Лавиния, смеясь, потрепала девушку по щеке:
— Ну, вот ты уже и шутишь, значит, все страхи прошли! Так, выходит, теперь он смотрит только на тебя? А как же гордячка Бригинда?
— Она поглядывает на меня, словно взбесившаяся кошка, но после старухиных страхов я уже ничего не боюсь, лишь бы мой Лограс был со мною! А он будет со мною, и больше мне ничего не надо!
— А где, ты говоришь, живет старуха? Я что-то забыла… Представляю, как было страшно идти туда одной в темноте! Ты из какой калитки вышла?

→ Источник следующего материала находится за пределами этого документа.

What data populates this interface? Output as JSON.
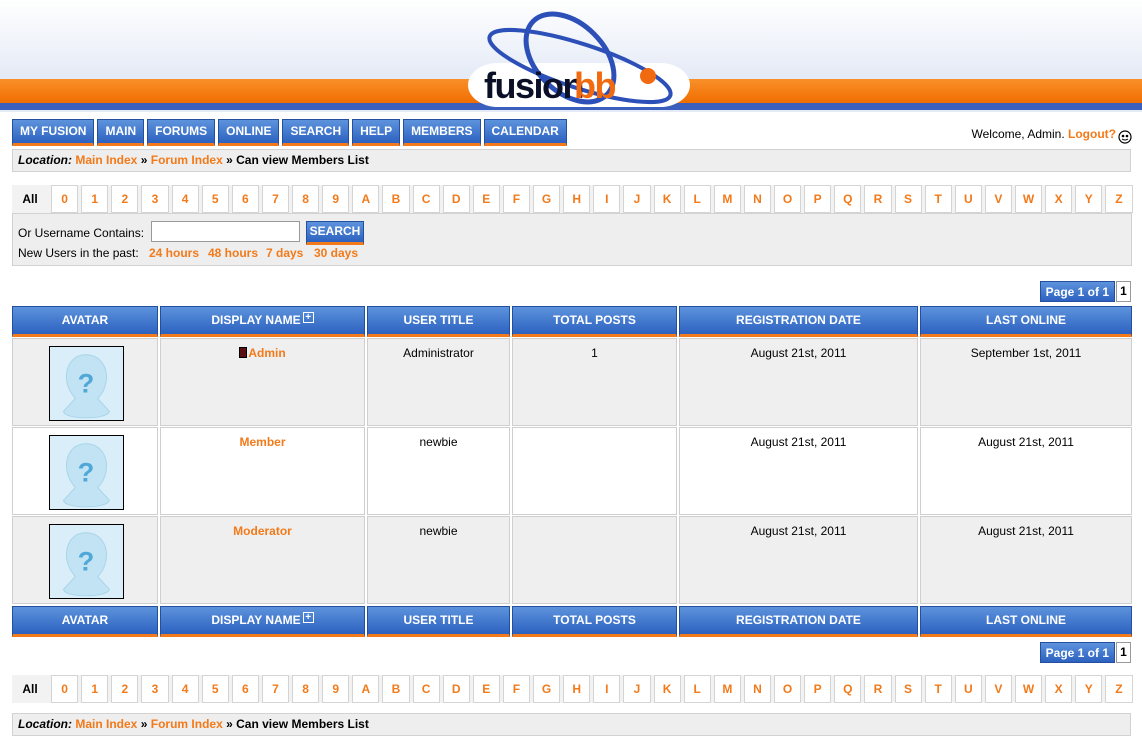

— Из западной, потом прошла всю аллею до конца, вышла на улицу Алой Башни и свернула в третий переулок. А там, в самом конце, перешла через овраг и повернула направо. Отсчитала почти на ощупь пятый дом — и вот тут-то и выглянула луна. Я ведь сначала днем туда сходила, чтобы ночью не заплутать, и запомнила этот дом по высокому засохшему дереву во дворе. Там больше нигде таких нет, везде только низкие кусты. Ох как было страшно ночью! — И она опять вздрогнула, вспоминая свое приключение.
Лавиния тряхнула так и не причесанной головой, промолвив:
— Йонда, ты так меня развлекла, что я и про прическу забыла! Вот тебе на счастье мой любимый перстень, а перед свадьбой я тебе еще кое-что подарю. А сейчас быстро расчешите мои волосы и уберите их в сетку с мелкими жемчужинами, я передумала делать высокую прическу!
Счастливая Йонда и остальные служанки занялись волосами своей госпожи, а она, задумчиво грызя засахаренные орехи и допивая из кубка вино, изредка невесело улыбалась своим мыслям.
ГЛАВА 4
До праздника Изобилия Митры оставалось всего три дня, и эта ночь была последней, когда герцогиня Лавиния могла осуществить задуманное. Всем было хорошо известно, что колдуны, маги и прорицатели теряли за три дня до праздника свою силу, и если пытались что-то сотворить или предсказать, то гнев Пресветлого оказывался страшен: кучка пепла — вот все, что оставалось от ослушника. Лишь жрецы Храма Митры в эти дни совершали свои торжественные выходы на поля и пастбища, проводя обряды и моля бога о даровании богатого урожая и приплода на следующий год.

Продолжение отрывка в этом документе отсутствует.